Si vous aimez Aki Kaurismäki, et son cinéma étrange et simple à la fois, vous adorerez Swagger. Le film pose sur les visages de ces enfants la même lumière. Le chef opérateur n’est autre que Timo Salminen qui a signé la photographie des films "L’Homme sans passé" et "Le Havre". Si vous êtes fan du groupe Air, vous adorerez la bande-son impeccable et planante de Swagger. Concoctée par Jean-Benoit Dunkel qui avait déjà signé la BO de "The Virgin suicides" et "Lost in translation" de Sofia Coppola, il récidive avec brio, ajoutant ce petit je ne sais quoi d’onirisme au film.

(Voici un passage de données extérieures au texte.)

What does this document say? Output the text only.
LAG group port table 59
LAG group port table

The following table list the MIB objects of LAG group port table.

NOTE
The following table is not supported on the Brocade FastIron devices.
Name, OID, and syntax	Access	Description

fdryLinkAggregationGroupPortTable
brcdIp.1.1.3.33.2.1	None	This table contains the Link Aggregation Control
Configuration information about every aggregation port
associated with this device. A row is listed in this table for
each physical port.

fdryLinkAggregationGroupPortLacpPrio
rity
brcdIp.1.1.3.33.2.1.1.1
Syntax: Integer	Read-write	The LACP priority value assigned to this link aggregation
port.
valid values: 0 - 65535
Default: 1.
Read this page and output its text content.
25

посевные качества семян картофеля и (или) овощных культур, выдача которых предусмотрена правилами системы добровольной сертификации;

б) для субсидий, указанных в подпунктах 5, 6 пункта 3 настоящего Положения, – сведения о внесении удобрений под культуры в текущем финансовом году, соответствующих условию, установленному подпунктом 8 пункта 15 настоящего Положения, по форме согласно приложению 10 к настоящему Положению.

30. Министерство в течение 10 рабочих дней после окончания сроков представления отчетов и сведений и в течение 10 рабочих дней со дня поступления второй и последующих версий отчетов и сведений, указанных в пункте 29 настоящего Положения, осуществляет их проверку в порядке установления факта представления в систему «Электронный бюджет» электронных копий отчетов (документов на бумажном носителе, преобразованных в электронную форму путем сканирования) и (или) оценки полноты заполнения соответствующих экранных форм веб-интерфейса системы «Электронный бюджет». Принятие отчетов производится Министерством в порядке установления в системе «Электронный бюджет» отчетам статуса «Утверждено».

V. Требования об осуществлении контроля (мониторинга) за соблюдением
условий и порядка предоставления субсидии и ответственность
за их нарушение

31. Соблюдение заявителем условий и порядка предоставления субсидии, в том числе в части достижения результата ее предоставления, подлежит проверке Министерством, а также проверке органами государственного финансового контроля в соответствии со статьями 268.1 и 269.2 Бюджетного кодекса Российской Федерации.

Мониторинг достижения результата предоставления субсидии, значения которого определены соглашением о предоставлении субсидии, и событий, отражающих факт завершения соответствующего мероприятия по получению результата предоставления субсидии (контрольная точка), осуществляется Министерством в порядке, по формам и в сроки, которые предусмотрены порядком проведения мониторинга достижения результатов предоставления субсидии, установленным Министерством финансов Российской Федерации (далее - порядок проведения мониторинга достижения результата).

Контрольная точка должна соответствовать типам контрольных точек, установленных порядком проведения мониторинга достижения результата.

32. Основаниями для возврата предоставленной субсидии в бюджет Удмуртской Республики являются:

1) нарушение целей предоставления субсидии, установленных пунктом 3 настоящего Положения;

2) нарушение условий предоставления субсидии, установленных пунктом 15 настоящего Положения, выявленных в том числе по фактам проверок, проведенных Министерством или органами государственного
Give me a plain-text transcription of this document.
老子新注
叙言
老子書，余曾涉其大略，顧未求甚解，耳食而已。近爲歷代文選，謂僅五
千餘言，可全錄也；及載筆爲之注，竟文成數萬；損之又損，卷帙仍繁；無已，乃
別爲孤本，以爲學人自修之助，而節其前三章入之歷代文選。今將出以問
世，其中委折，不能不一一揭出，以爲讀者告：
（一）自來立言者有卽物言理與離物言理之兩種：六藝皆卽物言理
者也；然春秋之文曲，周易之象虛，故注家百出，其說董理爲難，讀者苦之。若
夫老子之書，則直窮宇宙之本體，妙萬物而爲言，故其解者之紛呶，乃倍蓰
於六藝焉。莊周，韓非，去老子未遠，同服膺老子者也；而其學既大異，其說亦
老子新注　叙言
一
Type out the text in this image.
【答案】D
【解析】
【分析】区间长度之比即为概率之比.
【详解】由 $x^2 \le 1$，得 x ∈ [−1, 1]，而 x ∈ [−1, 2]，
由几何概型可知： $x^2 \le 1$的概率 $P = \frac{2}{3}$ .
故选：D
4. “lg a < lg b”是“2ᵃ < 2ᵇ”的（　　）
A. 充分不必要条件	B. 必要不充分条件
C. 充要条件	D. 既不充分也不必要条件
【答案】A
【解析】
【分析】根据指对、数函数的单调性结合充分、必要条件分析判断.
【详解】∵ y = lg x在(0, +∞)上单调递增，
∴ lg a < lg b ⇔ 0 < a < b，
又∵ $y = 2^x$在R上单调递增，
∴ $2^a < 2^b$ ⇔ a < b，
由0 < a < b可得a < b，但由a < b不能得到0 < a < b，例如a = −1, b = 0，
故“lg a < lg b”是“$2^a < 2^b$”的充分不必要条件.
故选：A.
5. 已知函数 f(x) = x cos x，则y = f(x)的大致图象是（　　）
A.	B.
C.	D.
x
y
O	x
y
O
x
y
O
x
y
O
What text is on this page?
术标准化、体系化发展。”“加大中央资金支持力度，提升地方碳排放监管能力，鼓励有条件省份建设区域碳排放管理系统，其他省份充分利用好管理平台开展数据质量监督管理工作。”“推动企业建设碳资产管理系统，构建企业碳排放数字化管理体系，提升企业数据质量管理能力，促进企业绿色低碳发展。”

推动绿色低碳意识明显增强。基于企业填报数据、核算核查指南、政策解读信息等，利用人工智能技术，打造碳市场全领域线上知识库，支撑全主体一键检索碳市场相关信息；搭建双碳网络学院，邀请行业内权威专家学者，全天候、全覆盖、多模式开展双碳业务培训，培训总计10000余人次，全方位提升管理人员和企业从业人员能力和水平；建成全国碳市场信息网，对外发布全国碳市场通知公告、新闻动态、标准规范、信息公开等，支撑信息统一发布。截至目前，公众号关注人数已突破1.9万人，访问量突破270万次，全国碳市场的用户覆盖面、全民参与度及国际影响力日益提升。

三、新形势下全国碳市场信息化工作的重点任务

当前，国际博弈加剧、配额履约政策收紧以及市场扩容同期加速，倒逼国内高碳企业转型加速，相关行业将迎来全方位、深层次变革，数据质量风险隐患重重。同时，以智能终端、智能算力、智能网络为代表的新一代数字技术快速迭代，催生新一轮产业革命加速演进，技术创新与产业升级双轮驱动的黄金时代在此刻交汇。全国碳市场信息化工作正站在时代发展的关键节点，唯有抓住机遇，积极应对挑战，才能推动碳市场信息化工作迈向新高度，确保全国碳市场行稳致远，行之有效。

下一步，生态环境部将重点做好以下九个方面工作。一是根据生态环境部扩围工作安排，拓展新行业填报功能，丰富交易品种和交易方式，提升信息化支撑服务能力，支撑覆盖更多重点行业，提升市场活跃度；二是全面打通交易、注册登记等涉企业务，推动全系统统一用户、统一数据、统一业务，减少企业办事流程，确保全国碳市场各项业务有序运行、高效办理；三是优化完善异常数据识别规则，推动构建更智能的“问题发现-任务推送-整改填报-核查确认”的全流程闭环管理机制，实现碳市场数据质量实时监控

« J’ai été hésitante à faire le film quand j’ai vu que c’était au collège. Je suis quelqu’un de renfermé sur moi-même. Cela m’a permis de sortir dehors, de découvrir davantage de choses. Cela m’a permis de rencontrer des gens. Comme je suis timide, je voulais voir ce que ça faisait d’être devant la caméra. Je ne vais pas vous mentir, j’étais un peu dégoûtée de revenir au collège après le film. Mais bon ça va. »
Aissatou
« Elle voulait faire ce film avec ses copains de classe. On a suivi son souhait et on l’a soutenue. En rentrant à la maison, elle nous parlait un peu du film, mais pas trop. Elle voulait attendre la fin pour en parler. Depuis le film, elle a beaucoup changé. Elle a pris plus de confiance en elle. Elle a grandi aussi, mûri. Ce film, c’est à la fois le hasard, une chance et le destin. Les trois réunis. »
La maman d’Aissatou
« Elle est swagg, cette aventure. Inattendue, aussi. »
« Je ne sais pas comment Olivier est arrivé à Aulnay. Mais je savais qu’il fallait que je reste avec lui. J’ai aimé travailler avec lui. On l’avait deux heures par semaine. Et c’était nos deux meilleures heures. Il avait une salle dans notre collège. Il était en résidence. On allait le voir. On était avec lui. On était dans son monde à lui, son monde de cinéma. Il nous a donné l’amour du cinéma.
Elle est swagg, cette aventure. Inattendue, aussi. Je ne m’attendais pas du tout à ce qu’on arrive à Cannes, qu’on arrive à ce niveau-là. On a fait plein de découvertes avec ce film, de nouvelles relations avec l’équipe du film… et avec les acteurs. Bien sûr, on se connaissait tous au collège mais on n’était pas si proches que ça. Le film nous a rapprochés alors qu’on est tous différents à la base. C’est le film qui nous a unis. Une leçon de vie. »
Aaron en terminale STMG au lycée Voillaume d’Aulnay.
Olivier Babinet a reçu l’aide au film court du Conseil départemental de la Seine-Saint-Denis pour « C’est plutôt genre Johnny Walker ». Grâce à elle, il montre son court-métrage en prison, dans les collèges et les lycées de Seine-Saint-Denis. C’est là qu’il rencontre une professeure du collège Claude–Debussy qui lui propose d’animer des ateliers cinéma. Huit petits films seront ainsi réalisés avec les collégiens. Dans le cadre du dispositif de résidence d’artistes in Situ proposé par le Conseil départemental de la Seine-Saint-Denis, il séjournera dans cet établissement un jour par semaine pendant une année. En tout deux années passées à Aulnay qui lui donnent l’idée de tourner un clip (Life on earth de « Tomorrow’s world ») et un film sur eux, Swagger.